Mobile games, yeah, but not everyone plays mobile. A lot of console games can even go up to 50-80 dollars each last time I checked. Also, the op said that he doesn’t care if he doesn’t sell a single game and only wants to do it as a hobby.

I do it as a hobby. I’ve been doing it since before it was mainstream. I’m about to leave because it’s too popular and no longer challenges me enough. I think education software is something that needs a lot more development and thought, and AI is an interesting field as well. Or maybe I’ll go into bookbinding or sword making. Who knows?

My advice for hobbies: Don’t pick things that are easy. Pick things that are challenging and fun. Make sure your hobbies allow you to learn.

Yes. It is a thing. I doing it as a hobby for a while. Starting with Domark 3d kit on a cga monitor and later move to Pie In The Sky game Engine. Then 3D RAD. Dark Basic. Jamagic (it went dead after birth). Torque (Garage Games).

These days I rarely do it (more on computer graphics), but I still have license to Game Maker Studio (via humble bundle) and installed Unity 3D and Unreal Engine.

But these days I mostly dabble in clip studio and krita. Having just bought a wacom tablet few months ago.

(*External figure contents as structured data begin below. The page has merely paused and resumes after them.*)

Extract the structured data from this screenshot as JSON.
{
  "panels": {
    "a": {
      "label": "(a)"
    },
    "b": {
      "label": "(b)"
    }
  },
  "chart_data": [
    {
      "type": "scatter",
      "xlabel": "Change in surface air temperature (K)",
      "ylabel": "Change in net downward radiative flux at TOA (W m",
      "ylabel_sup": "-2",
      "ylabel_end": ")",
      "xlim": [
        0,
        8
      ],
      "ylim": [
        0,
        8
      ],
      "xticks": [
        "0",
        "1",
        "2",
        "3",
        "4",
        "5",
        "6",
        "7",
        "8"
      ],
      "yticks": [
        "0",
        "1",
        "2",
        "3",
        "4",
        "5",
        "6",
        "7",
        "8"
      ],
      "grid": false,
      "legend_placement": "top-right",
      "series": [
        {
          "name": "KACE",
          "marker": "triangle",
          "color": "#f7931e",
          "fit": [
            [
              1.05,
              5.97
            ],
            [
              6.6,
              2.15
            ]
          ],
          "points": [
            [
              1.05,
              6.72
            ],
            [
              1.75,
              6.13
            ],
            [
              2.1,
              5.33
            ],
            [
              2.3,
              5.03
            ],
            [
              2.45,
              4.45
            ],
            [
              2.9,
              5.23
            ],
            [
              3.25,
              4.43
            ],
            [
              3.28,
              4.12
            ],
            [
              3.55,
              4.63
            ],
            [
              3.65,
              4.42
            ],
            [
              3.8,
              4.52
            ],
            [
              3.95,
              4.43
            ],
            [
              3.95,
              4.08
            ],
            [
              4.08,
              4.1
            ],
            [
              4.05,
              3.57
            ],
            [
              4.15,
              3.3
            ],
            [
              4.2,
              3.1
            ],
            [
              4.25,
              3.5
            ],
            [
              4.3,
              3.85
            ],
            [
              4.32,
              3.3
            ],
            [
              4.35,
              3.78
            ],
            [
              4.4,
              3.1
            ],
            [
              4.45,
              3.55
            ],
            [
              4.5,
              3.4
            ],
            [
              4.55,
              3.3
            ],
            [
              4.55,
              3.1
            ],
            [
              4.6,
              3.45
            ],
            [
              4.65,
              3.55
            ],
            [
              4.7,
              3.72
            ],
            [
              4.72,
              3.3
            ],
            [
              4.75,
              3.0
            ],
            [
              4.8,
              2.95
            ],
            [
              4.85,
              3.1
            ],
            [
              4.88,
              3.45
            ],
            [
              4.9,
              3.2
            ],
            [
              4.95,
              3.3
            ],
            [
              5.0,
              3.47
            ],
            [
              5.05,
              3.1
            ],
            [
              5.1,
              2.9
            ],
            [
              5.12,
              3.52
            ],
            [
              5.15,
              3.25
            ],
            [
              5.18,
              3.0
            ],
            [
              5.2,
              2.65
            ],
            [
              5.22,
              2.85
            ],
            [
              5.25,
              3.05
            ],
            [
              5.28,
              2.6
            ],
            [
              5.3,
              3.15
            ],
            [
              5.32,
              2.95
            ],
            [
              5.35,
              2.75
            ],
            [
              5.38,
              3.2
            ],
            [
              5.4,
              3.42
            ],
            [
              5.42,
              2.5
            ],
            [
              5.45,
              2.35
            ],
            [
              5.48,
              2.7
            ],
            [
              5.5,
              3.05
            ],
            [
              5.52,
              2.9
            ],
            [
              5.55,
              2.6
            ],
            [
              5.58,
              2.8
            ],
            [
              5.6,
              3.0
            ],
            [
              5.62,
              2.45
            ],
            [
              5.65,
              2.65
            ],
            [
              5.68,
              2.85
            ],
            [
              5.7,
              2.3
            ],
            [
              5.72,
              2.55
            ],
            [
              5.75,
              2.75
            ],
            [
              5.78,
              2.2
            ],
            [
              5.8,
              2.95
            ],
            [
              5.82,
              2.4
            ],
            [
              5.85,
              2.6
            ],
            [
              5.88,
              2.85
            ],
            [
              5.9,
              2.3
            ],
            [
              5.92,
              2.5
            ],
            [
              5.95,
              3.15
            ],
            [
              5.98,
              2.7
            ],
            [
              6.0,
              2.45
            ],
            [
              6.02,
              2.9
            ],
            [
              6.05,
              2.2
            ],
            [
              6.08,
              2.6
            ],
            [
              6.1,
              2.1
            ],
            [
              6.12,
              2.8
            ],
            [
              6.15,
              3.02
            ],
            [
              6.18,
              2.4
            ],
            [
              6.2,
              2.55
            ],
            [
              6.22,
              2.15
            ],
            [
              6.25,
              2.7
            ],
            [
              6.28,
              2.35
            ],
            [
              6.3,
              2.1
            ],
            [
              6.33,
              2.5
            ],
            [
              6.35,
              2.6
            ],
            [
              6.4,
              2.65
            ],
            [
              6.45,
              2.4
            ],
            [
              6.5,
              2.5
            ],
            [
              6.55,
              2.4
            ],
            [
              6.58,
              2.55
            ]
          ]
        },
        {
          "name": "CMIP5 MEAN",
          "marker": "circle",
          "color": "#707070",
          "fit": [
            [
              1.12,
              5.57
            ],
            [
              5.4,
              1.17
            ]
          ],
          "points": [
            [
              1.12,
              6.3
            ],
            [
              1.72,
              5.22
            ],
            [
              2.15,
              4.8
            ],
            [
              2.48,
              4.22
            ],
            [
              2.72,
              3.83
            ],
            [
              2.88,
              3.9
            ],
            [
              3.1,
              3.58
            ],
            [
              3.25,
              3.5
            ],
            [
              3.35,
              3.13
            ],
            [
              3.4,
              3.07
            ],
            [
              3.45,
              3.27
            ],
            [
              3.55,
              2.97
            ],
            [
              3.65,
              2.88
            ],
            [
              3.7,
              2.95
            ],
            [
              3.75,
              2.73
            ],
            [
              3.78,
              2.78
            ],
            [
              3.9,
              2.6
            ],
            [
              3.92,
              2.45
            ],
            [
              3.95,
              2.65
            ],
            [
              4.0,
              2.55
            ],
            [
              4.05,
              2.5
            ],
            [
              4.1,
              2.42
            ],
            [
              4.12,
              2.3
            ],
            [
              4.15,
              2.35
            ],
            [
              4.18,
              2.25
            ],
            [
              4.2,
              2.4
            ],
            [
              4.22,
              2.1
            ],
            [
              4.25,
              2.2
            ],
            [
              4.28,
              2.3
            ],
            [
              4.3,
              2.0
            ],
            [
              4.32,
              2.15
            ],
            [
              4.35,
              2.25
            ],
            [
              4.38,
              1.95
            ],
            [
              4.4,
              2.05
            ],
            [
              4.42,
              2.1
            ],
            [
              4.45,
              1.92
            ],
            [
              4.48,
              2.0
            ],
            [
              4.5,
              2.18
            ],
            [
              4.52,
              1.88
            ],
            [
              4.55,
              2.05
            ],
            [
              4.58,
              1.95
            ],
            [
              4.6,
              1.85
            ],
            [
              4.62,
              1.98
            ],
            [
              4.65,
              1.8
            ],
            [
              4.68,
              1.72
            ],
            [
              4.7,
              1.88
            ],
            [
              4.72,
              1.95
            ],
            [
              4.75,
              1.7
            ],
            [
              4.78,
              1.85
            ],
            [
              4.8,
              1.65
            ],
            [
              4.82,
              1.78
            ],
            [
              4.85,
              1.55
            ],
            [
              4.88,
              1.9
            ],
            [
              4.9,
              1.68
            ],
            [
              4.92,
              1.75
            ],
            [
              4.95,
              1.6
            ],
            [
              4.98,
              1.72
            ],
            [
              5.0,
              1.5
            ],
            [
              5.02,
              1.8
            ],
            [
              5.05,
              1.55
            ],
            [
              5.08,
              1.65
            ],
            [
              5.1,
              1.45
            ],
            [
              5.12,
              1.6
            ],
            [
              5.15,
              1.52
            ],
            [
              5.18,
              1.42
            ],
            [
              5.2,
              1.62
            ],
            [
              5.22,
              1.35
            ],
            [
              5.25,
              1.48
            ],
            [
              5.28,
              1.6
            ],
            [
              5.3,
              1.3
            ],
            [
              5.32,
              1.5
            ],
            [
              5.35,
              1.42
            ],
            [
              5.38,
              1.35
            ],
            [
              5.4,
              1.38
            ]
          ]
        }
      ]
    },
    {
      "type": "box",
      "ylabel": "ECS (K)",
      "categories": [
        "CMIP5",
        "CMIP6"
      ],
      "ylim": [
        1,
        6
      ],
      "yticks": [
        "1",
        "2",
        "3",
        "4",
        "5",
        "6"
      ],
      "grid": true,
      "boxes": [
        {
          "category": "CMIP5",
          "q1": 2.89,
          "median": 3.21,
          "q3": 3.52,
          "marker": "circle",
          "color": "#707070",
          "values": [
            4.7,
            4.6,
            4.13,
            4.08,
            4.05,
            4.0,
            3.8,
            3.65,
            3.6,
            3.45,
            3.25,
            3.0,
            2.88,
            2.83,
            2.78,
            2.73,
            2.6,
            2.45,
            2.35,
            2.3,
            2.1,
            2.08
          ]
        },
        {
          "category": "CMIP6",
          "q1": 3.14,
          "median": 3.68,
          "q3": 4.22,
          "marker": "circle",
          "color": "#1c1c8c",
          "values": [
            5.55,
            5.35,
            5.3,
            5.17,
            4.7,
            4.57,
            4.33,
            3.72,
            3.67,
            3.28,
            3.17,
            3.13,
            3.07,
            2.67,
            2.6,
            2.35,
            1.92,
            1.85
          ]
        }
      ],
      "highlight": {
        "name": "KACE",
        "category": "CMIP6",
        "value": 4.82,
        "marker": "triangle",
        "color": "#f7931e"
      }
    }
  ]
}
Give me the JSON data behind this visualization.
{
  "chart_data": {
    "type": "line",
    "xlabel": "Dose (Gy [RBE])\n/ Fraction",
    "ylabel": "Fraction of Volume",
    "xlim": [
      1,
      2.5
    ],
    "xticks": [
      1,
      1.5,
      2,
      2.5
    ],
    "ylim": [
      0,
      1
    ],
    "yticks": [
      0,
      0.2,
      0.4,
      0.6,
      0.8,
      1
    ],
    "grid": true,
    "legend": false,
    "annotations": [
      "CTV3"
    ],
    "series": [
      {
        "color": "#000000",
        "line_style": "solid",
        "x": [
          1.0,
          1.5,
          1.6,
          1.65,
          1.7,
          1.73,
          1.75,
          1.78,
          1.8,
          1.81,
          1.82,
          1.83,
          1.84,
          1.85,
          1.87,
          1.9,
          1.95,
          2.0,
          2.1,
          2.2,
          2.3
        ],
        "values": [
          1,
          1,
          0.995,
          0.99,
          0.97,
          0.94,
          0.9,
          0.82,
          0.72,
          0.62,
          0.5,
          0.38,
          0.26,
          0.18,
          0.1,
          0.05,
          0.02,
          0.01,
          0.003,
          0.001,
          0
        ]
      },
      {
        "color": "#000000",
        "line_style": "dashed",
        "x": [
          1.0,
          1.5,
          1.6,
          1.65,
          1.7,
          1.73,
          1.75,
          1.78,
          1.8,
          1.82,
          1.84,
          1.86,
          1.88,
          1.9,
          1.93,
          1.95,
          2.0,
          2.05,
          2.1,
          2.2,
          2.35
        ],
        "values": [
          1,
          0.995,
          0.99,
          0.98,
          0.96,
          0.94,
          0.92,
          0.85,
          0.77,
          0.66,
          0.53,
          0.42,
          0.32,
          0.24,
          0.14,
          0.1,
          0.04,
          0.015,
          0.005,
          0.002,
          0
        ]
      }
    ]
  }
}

I made 3 games for my nephews, because their folks wouldn’t let them play violent games, and all the good ones were violent. So I made my own versions and just avoided all the violent bits. One was a driving game I made in blender, the other two were 2D platformers, but they were a little more sophisticated than the typical ones. They loved them, and one of them ended up learning the game engine, and now he’s headed off to video game college to learn coding for games.